Siguiendo con nuestro revelador cartel, también aparecen los vinos y el cognac de Hanappier, un célebre negociante establecido en Bordeaux que además fabricaba licores. En ambos rubros tuvo bastante éxito desde 1880 hasta mediados del siglo XX, tal cual lo testimonian varias publicidades y etiquetas de sus productos. Por supuesto, no faltan algunas añejas y remotas marcas menos rutilantes, de las que no he podido encontrar ningún vestigio, como el cognac Marquis du Bauval o el licor de Mont Binery, al parecer proveniente de la Guyana Francesa. Otras leyendas aluden a tipos genéricos como Rhin, Oporto y Xerez (3), amén de algunas modalidades de fraccionamiento que podían ser elegidas por los clientes (embotellados o en bordalesas). Todo ello, en definitiva, nos da una idea bastante acabada sobre una fracción del extenso universo de bebidas importadas que era posible conseguir en nuestro país hace ciento treinta años.


¿Cuántas fotos antiguas tan reveladoras andarán dando vueltas por ahí? Muchas, seguramente, pero lo bueno es que en este blog las seguiremos buscando, sean impresas o virtuales.
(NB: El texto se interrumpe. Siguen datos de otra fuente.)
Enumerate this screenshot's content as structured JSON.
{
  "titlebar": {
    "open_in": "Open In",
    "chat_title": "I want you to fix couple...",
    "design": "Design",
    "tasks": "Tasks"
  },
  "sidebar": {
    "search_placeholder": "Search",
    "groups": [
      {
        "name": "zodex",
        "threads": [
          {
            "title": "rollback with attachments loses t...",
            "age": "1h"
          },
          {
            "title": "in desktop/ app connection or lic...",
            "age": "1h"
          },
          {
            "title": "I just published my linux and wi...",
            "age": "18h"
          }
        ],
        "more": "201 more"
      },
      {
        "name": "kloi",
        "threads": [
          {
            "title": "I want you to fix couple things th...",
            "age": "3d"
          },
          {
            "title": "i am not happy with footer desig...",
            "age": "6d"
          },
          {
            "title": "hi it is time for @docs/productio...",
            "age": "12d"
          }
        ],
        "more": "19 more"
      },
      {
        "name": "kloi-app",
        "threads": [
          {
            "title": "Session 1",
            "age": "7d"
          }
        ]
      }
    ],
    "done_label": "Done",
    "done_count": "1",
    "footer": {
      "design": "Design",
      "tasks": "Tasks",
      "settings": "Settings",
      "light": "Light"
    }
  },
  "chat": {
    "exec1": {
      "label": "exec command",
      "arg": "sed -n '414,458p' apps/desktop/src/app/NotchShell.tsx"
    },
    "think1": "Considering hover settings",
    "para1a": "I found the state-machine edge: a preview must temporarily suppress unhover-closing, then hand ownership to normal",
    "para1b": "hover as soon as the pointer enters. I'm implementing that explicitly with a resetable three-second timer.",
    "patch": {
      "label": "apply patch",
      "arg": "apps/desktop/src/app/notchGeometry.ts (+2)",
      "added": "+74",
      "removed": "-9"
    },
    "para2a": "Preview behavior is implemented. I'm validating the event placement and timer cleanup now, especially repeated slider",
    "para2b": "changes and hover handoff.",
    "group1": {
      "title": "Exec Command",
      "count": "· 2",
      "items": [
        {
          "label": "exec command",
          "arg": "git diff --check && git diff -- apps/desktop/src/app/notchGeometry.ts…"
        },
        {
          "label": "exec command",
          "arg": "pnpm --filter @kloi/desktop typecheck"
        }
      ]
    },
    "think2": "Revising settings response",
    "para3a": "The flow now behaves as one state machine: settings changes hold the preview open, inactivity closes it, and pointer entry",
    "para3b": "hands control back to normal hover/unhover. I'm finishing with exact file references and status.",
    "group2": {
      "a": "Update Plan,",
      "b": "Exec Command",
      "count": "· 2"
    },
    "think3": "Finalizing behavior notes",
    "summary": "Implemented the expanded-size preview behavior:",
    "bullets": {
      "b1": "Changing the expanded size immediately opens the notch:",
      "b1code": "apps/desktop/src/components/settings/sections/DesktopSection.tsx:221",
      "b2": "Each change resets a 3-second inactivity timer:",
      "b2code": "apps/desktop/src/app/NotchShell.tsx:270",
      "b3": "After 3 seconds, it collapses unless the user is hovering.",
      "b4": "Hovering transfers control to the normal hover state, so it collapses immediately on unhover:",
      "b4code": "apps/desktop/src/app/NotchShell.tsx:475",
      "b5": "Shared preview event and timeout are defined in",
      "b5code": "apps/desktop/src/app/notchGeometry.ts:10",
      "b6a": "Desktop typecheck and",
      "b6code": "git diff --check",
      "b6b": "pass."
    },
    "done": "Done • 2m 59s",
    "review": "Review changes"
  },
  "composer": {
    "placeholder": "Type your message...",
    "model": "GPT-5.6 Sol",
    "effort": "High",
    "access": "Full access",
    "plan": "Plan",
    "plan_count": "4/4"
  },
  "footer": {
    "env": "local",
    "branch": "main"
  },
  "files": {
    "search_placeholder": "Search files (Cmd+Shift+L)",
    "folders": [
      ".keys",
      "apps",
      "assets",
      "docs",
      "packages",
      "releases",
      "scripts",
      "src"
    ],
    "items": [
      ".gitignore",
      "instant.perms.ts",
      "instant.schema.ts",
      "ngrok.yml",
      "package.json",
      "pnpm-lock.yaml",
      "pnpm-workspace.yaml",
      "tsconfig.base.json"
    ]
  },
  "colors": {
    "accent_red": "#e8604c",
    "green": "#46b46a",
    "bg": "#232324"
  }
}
Y daremos cuenta de cualquier hallazgo destacado en materia de viejos consumos, de eso no hay duda.

Notas:

(1) El Ginger Ale es una bebida sin alcohol elaborada con jengibre, agua, limón y azúcar originaria de las islas británicas. Hoy se sigue consumiendo en todo el mundo de la mano de nuevas marcas y fabricantes, pero tuvo su época de gloria entre 1880 y 1930.
(2) Ese triunfo de las armas francesas no fue muy significativo en sí mismo, pero permitió al ejército galo avanzar sin mayores pérdidas hacia Marengo, librada cinco días después y considerada una de las grandes batallas de la saga militar napoleónica.


(3) Habitualmente se alude a Jerez-Xeres-Sherry como el compendio de nombres aceptados para esa Denominación de Origen, pero Xerez es igualmente válido.